In [1]:
import numpy as np
import pandas as pd
from sklearn.ensemble import RandomForestRegressor, GradientBoostingRegressor
from sklearn.linear_model import LinearRegression
from sklearn.model_selection import train_test_split
from sklearn.metrics import r2_score, mean_squared_error,mean_absolute_error
from sklearn.ensemble import StackingRegressor


In [2]:
insurance=pd.read_csv("C:/Users/User/Downloads/insurance.csv")

In [3]:
insurance.head()

Unnamed: 0,age,sex,bmi,children,smoker,region,charges
0,19,female,27.9,0,yes,southwest,16884.924
1,18,male,33.77,1,no,southeast,1725.5523
2,28,male,33.0,3,no,southeast,4449.462
3,33,male,22.705,0,no,northwest,21984.47061
4,32,male,28.88,0,no,northwest,3866.8552


In [4]:
from sklearn.preprocessing import OneHotEncoder

encoder = OneHotEncoder()

insurance_encoded = encoder.fit_transform(insurance[['sex', 'smoker','region']])

insurance_encoded = insurance_encoded.toarray()
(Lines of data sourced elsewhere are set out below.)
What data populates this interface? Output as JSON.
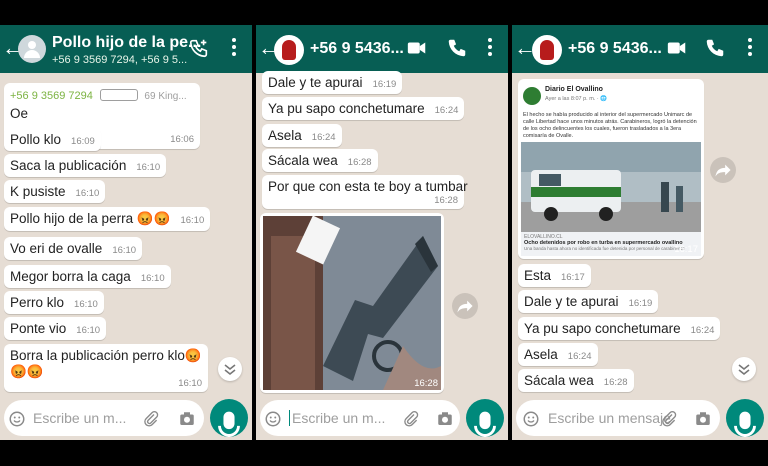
{
  "colors": {
    "header": "#075e54",
    "chat_bg": "#e6ddd4",
    "accent": "#00897b",
    "sender": "#7cb342"
  },
  "panel1": {
    "title": "Pollo hijo de la pe...",
    "subtitle": "+56 9 3569 7294, +56 9 5...",
    "first_sender": "+56 9 3569 7294",
    "first_sender_extra": "69  King...",
    "messages": [
      {
        "text": "Oe",
        "time": "16:06"
      },
      {
        "text": "Pollo klo",
        "time": "16:09"
      },
      {
        "text": "Saca la publicación",
        "time": "16:10"
      },
      {
        "text": "K pusiste",
        "time": "16:10"
      },
      {
        "text": "Pollo hijo de la perra 😡😡",
        "time": "16:10"
      },
      {
        "text": "Vo eri de ovalle",
        "time": "16:10"
      },
      {
        "text": "Megor borra la caga",
        "time": "16:10"
      },
      {
        "text": "Perro klo",
        "time": "16:10"
      },
      {
        "text": "Ponte vio",
        "time": "16:10"
      },
      {
        "text": "Borra la publicación perro klo😡",
        "text2": "😡😡",
        "time": "16:10"
      }
    ],
    "placeholder": "Escribe un m..."
  },
  "panel2": {
    "title": "+56 9 5436...",
    "messages": [
      {
        "text": "Dale y te apurai",
        "time": "16:19"
      },
      {
        "text": "Ya pu sapo conchetumare",
        "time": "16:24"
      },
      {
        "text": "Asela",
        "time": "16:24"
      },
      {
        "text": "Sácala wea",
        "time": "16:28"
      },
      {
        "text": "Por que con esta te boy a tumbar",
        "time": "16:28"
      }
    ],
    "image_time": "16:28",
    "placeholder": "Escribe un m..."
  },
  "panel3": {
    "title": "+56 9 5436...",
    "post": {
      "page": "Diario El Ovallino",
      "meta": "Ayer a las 8:07 p. m. · 🌐",
      "body": "El hecho se había producido al interior del supermercado Unimarc de calle Libertad hace unos minutos atrás. Carabineros, logró la detención de los ocho delincuentes los cuales, fueron trasladados a la 3era comisaría de Ovalle.",
      "link_domain": "ELOVALLINO.CL",
      "link_title": "Ocho detenidos por robo en turba en supermercado ovallino",
      "link_desc": "Una banda hasta ahora no identificada fue detenida por personal de carabineros",
      "time": "16:17"
    },
    "messages": [
      {
        "text": "Esta",
        "time": "16:17"
      },
      {
        "text": "Dale y te apurai",
        "time": "16:19"
      },
      {
        "text": "Ya pu sapo conchetumare",
        "time": "16:24"
      },
      {
        "text": "Asela",
        "time": "16:24"
      },
      {
        "text": "Sácala wea",
        "time": "16:28"
      }
    ],
    "placeholder": "Escribe un mensaje"
  },
  "icons": [
    "back-arrow-icon",
    "group-avatar-icon",
    "add-call-icon",
    "video-call-icon",
    "phone-icon",
    "menu-dots-icon",
    "emoji-icon",
    "attach-icon",
    "camera-icon",
    "mic-icon",
    "forward-icon",
    "scroll-down-icon"
  ]
}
insurance.drop(['sex', 'smoker','region'], axis=1, inplace=True)
insurance_encoded_df = pd.DataFrame(insurance_encoded, columns=encoder. get_feature_names_out(['sex', 'smoker','region']))
insurance = pd.concat([insurance, insurance_encoded_df], axis=1)

In [5]:
insurance.head()

Unnamed: 0,age,bmi,children,charges,sex_female,sex_male,smoker_no,smoker_yes,region_northeast,region_northwest,region_southeast,region_southwest
0,19,27.9,0,16884.924,1.0,0.0,0.0,1.0,0.0,0.0,0.0,1.0
1,18,33.77,1,1725.5523,0.0,1.0,1.0,0.0,0.0,0.0,1.0,0.0
2,28,33.0,3,4449.462,0.0,1.0,1.0,0.0,0.0,0.0,1.0,0.0
3,33,22.705,0,21984.47061,0.0,1.0,1.0,0.0,0.0,1.0,0.0,0.0
4,32,28.88,0,3866.8552,0.0,1.0,1.0,0.0,0.0,1.0,0.0,0.0


In [6]:
X = insurance.drop('charges', axis=1)
y = insurance['charges'] 

In [7]:
X_train, X_test, y_train, y_test = train_test_split(X, y, test_size=0.2, random_state=42)

In [8]:
rf = RandomForestRegressor(n_estimators=100, random_state=42)
gb = GradientBoostingRegressor(n_estimators=100, random_state=42)

In [9]:
stacking = StackingRegressor(
    estimators=[('rf', rf), ('gb', gb)],
    final_estimator=LinearRegression(),
    cv=5,
)

In [10]:
stacking.fit(X_train, y_train)

StackingRegressor(cv=5,
                  estimators=[('rf', RandomForestRegressor(random_state=42)),
                              ('gb',
                               GradientBoostingRegressor(random_state=42))],
                  final_estimator=LinearRegression())

In [11]:
y_pred = stacking.predict(X_test)

In [12]:
rmse = mean_squared_error(y_test, y_pred, squared=False)
print("RMSE: ", rmse)

RMSE:  4327.64877152996


In [13]:
print(f"R2 score: {r2_score(y_test, y_pred)}")
print(f"MAE score: {mean_absolute_error(y_test, y_pred)}")
print(f"MSE score: {mean_squared_error(y_test, y_pred)}")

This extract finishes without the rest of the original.